The primary aim of this study was to characterise the intertidal benthic communities at sites within the James Price Point coastal area. Detailed species lists from the four taxonomic groups studied in detail (molluscs, echinoderms, polychaetes and algae) were developed (Appendix G). In addition, species easily identifiable from video or digital photography were recorded. Detailed habitat maps (Section 3.1) were interpolated from data collected. Trends in species composition within and between sites were observed and, where possible, regional comparisons made to provide an indication of the relative significance of the James Price Point coastal area.

Typically, the intertidal environment along the western coastline of the Dampier Peninsula consists of cliff-backed shoreline, rocky shores and flat sand and mud zones. The combination of large tides, high temperatures and high evaporation rates means that the mid to upper intertidal zone is inhospitable for many benthic organisms. Platform reefs exposed for long periods during low tide or subject to regular inundation by sediments are also unlikely to support extensive BPP communities due to the frequent periods of desiccation and smothering and abrasion by sand.

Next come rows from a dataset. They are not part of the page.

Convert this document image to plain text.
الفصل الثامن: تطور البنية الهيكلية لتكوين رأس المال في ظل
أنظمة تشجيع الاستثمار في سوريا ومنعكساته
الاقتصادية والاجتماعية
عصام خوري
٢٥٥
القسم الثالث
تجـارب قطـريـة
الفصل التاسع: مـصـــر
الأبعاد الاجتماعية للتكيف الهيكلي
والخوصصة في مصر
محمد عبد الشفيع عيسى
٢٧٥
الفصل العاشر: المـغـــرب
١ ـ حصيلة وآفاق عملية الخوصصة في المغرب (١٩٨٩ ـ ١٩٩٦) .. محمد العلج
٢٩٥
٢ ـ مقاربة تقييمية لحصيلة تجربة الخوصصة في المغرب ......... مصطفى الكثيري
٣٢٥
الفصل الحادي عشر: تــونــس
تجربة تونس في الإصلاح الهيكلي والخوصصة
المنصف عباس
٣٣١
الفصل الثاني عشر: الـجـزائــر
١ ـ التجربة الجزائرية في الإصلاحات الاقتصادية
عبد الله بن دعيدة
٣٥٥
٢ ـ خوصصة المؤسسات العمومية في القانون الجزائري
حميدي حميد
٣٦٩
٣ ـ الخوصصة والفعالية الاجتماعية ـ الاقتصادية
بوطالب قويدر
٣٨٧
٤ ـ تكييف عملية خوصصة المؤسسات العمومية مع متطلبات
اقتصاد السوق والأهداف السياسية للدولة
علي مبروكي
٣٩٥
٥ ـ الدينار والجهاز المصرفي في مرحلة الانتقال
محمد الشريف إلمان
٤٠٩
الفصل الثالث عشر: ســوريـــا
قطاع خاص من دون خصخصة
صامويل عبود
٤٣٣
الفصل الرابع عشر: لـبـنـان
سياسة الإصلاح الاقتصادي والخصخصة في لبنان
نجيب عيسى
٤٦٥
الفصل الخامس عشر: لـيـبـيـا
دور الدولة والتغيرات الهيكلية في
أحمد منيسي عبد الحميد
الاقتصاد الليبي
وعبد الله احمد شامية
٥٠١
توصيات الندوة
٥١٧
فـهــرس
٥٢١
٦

Areas of terraced reef in the mid to lower littoral zones often include sheltered rock pools and gutters supporting a greater diversity of organisms.

Habitat maps interpolated from recorded data show that most sites are dominated by abiotic substrates (e.g. sand, mud). Sparse turf algae is present on some mid to lower intertidal sand and mud flats, however other biota types are generally restricted to the small rocky shores and reef platforms around the points. No seagrass specimens or benthic microphytobenthos communities were recorded during the survey.

Overall, all sites had low diversity of biota, which is typical in areas with strong macrotidal influences. Reef platforms were generally heterogeneous, with benthic assemblages varying over small spatial scales (<100 m). The distribution and abundance of benthic taxa at all sites was highly variable, largely across different heights on the shore, but also within defined geomorphic zones. This may be due to different periods of inundation influencing the species composition of a habitat. Thus distinct boundaries are often difficult to define for geomorphic zones that are separated by eco-tones and gradual transitions. Due to the profile of rocky substrate, several littoral zones can exist in the same geomorphic unit (i.e. individual large rocks can have vertical zonation of littoral zones; rock pools). Not surprisingly, sheltered rock pools in the mid to lower littoral zones at all sites had the greatest species diversity.

At all sites, benthic composition changed significantly with height on the shore. This was expected given that there are various environmental gradients relating to exposure to air and waves, and substratum composition that can also influence the distribution of benthic taxa in intertidal environments (Underwood and Chapman 1996).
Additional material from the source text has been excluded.